Turmoil ensued within the Weinstein Company and board members were split on what to do. Weinstein himself refused to go down quietly, Twohey and Kantor explained. “There are going to be women’s organizations that have my back,” he said, defending himself. “There are going to be dozens of them, and there’s gonna be a movement.”
“And … and there was!” Twohey responded with amusement along with the audience. “But not the kind he was predicting.”
Largely inspired by the revelations brought forward in the article, the #MeToo hashtag began trending on social media, used by both celebrity and non-famous individuals to share their own stories of sexual harassment and assault. But, two years later, what’s next?
According to Kantor, there is a “mounting sense of unfairness about the issue on both sides”: Supporters and victims believe society hasn’t gone far enough in addressing sexism and power, and detractors, especially those accused of wrongdoing, believe society has gone too far without a “clear and sound process in place for evaluating these kinds of complaints.”
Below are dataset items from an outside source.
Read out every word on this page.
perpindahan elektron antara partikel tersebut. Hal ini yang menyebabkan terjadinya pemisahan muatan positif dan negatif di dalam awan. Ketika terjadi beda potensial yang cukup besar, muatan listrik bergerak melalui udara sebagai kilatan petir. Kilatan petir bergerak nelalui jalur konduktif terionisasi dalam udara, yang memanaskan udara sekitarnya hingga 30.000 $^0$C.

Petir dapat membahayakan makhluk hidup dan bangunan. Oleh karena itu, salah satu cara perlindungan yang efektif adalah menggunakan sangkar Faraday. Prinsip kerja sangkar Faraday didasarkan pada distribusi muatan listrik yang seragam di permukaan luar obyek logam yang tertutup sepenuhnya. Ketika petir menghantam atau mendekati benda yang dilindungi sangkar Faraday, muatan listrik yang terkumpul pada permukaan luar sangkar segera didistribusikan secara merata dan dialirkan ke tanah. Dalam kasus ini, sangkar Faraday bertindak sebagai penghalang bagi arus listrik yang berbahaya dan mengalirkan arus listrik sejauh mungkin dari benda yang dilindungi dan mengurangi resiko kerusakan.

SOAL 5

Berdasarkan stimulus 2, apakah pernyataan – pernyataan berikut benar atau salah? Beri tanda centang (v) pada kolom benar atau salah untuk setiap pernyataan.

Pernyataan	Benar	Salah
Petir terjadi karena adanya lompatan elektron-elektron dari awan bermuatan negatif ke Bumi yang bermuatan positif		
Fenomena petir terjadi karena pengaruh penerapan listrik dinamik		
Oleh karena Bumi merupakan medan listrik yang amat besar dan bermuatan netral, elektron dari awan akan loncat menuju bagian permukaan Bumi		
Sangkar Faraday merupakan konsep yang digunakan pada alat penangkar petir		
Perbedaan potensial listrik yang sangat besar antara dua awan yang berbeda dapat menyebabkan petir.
Citing increasing divisions within the movement, Twohey asks people to consider and reconsider the weight of sexual misconduct allegations, the vetting process and the extent to which those accused should be held accountable.
Kantor ends with her own questions on the legacy of #MeToo. Will her kids still see sexual harassment and assault as everyday occurrences? “Or, will we be able to say, ‘I was there when things changed?’”
“We don’t have all the answers to these questions,” Twohey contends; a journalist’s goal, she said, is to get the full story and have the reader draw their own conclusions.
But one thing Kantor wants to make clear is this: “You can’t solve a problem you can’t see.”